Se necesita –perdón—empezar por el principio. El Congreso debería diseñar una organización de policía de la Federación por completo nueva. Con parches no se va a llegar a nada. Tan luego como Calderón anunció su proyecto de unificación policial, salieron a la luz hechos de corrupción en altos niveles de la PFP, ante lo cual nadie podría sorprenderse sino preguntar sobre todo lo demás que ignoramos.
El Congreso debería también rediseñar al Ministerio Público, hacerlo independiente del gobierno y recuperar la idea de un representante social.
La absurda idea de confiar en los jefes corruptos de policía sería algo para hacer reír a cualquiera, sin embargo está siendo trágica.

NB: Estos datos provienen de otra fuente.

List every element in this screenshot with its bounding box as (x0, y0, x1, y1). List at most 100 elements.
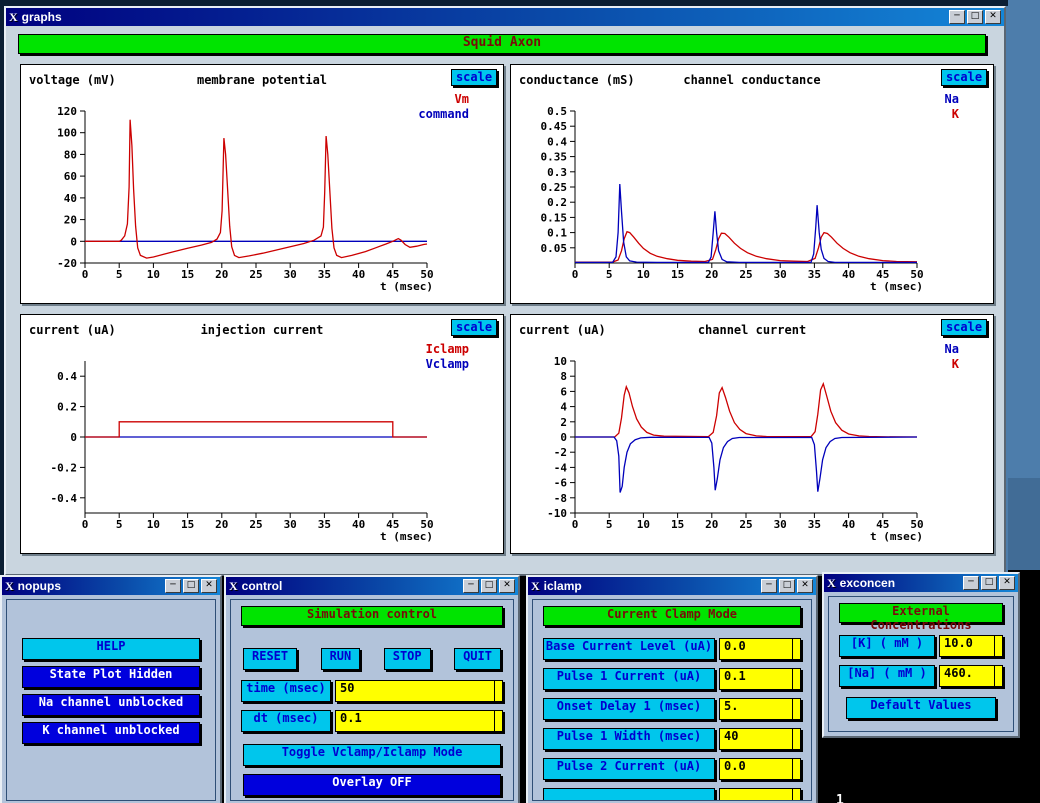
control-titlebar[interactable]: X control ─ □ ✕ (226, 577, 518, 595)
partial-row (543, 788, 801, 801)
legend-entry: Na (945, 342, 959, 357)
time-label-button[interactable]: time (msec) (241, 680, 331, 702)
window-controls: ─ □ ✕ (947, 10, 1001, 24)
maximize-button[interactable]: □ (981, 576, 997, 590)
chart-title: membrane potential (141, 73, 383, 87)
close-button[interactable]: ✕ (797, 579, 813, 593)
legend-entry: Vclamp (426, 357, 469, 372)
svg-text:40: 40 (64, 192, 77, 205)
minimize-button[interactable]: ─ (761, 579, 777, 593)
minimize-button[interactable]: ─ (165, 579, 181, 593)
window-graphs: X graphs ─ □ ✕ Squid Axon -2002040608010… (4, 6, 1006, 576)
dt-input[interactable]: 0.1 (335, 710, 503, 732)
svg-text:0.4: 0.4 (57, 370, 77, 383)
onset-delay1-label-button[interactable]: Onset Delay 1 (msec) (543, 698, 715, 720)
pulse2-current-label-button[interactable]: Pulse 2 Current (uA) (543, 758, 715, 780)
scale-button[interactable]: scale (941, 69, 987, 86)
pulse1-current-label-button[interactable]: Pulse 1 Current (uA) (543, 668, 715, 690)
legend: Na K (945, 342, 959, 372)
k-concentration-row: [K] ( mM ) 10.0 (839, 635, 1003, 657)
close-button[interactable]: ✕ (499, 579, 515, 593)
y-axis-label: voltage (mV) (29, 73, 116, 87)
na-concentration-input[interactable]: 460. (939, 665, 1003, 687)
run-button[interactable]: RUN (321, 648, 361, 670)
window-nopups: X nopups ─ □ ✕ HELP State Plot Hidden Na… (0, 575, 222, 803)
overlay-button[interactable]: Overlay OFF (243, 774, 501, 796)
quit-button[interactable]: QUIT (454, 648, 501, 670)
scale-button[interactable]: scale (451, 69, 497, 86)
reset-button[interactable]: RESET (243, 648, 297, 670)
legend-entry: Vm (418, 92, 469, 107)
svg-text:25: 25 (739, 518, 752, 531)
svg-text:0.45: 0.45 (541, 120, 568, 133)
state-plot-button[interactable]: State Plot Hidden (22, 666, 200, 688)
svg-text:35: 35 (808, 518, 821, 531)
svg-text:20: 20 (215, 518, 228, 531)
svg-text:0.4: 0.4 (547, 135, 567, 148)
svg-text:-10: -10 (547, 507, 567, 520)
default-values-button[interactable]: Default Values (846, 697, 996, 719)
na-concentration-label-button[interactable]: [Na] ( mM ) (839, 665, 935, 687)
pulse2-current-input[interactable]: 0.0 (719, 758, 801, 780)
dt-label-button[interactable]: dt (msec) (241, 710, 331, 732)
pulse1-width-label-button[interactable]: Pulse 1 Width (msec) (543, 728, 715, 750)
svg-text:5: 5 (606, 268, 613, 281)
svg-text:t (msec): t (msec) (380, 530, 433, 543)
stop-button[interactable]: STOP (384, 648, 431, 670)
legend-entry: Na (945, 92, 959, 107)
graphs-titlebar[interactable]: X graphs ─ □ ✕ (6, 8, 1004, 26)
svg-text:0.3: 0.3 (547, 166, 567, 179)
svg-text:30: 30 (774, 268, 787, 281)
k-concentration-label-button[interactable]: [K] ( mM ) (839, 635, 935, 657)
minimize-button[interactable]: ─ (963, 576, 979, 590)
svg-text:t (msec): t (msec) (870, 280, 923, 293)
external-concentrations-header: External Concentrations (839, 603, 1003, 623)
minimize-button[interactable]: ─ (463, 579, 479, 593)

martes, diciembre 02, 2008

Bestialidad penal

La pena de muerte, como consigna política, ha sido apoyada estruendosamente por el gobernador de Coahuila, Humberto Moreira. Este político priista hace lo mismo que el llamado Partido Verde Ecologista: manipular el deseo de venganza contra los secuestradores homicidas.

Moreira ha dicho que el problema es la forma de matarlos: si con fusilamiento o algo más light como la inyección letal. Ha dicho también que la llamada readaptación social funciona para todos excepto para los secuestradores. El PVEM dice en anuncios callejeros: “Porque nos interesa tu vida, pena de muerte para asesinos y secuestradores”.

Moreira y los llamados verdes quieren poner a la sociedad en la situación de bestialismo, la cual es propia precisamente de los homicidas de personas secuestradas. Si aquella conducta es hoy rechazada, mañana todos seríamos iguales bajo las leyes propuestas por esos personajes. Hay demasiadas experiencias en la historia: ser igualmente bestial que el bestializado. En la vorágine de las venganzas bestiales, bajo una nueva barbarie, la mayoría que antes condenaba el asesinato y el secuestro comenzaría a matar o a festejar el asesinato legalizado. Pero, ¿han de ser los secuestradores nuestros maestros?

Pero ni Moreira ni los llamados niños verdes creen que en México se vaya a restablecer la pena de muerte. Lo que buscan es la simpatía de quienes, con afanes de venganza, creen erróneamente que la pena de muerte puede ser una respuesta válida y efectiva a un fenómeno delincuencial que tiene su base en las características del Estado nacional mexicano.

La pena de muerte y la prisión perpetua –versión de Felipe Calderón sobre lo mismo—no podrían resolver en absoluto el flagelo del secuestro y homicidio. Ningún aumento de penas ha sido alguna vez una solución a fenómenos de delincuencia. La pena mayor no detiene a ningún delincuente y tampoco las penas extremas. Lo que busca el delincuente es la impunidad total sin medir el riesgo de perder la vida. Las soluciones se encuentran en una adecuada combinación de reformas al Estado y una reducción drástica de las impunidades, pero no sólo de los secuestradores sino de todos los delincuentes, incluyendo a las mafias políticas.

Se intenta manipular sentimientos elementales e ignorancias prohijadas por el Estado mismo. Es así como se trata de engañar a mucha gente para buscar su voto con un discurso bestial. Es así como se trata de capitalizar un grave problema que tiene México pero sin aportar absolutamente nada a su solución.

Ahora ya no sólo habrá que luchar contra aquella delincuencia bestial sino contra el bestialismo de políticos audaces y mendaces.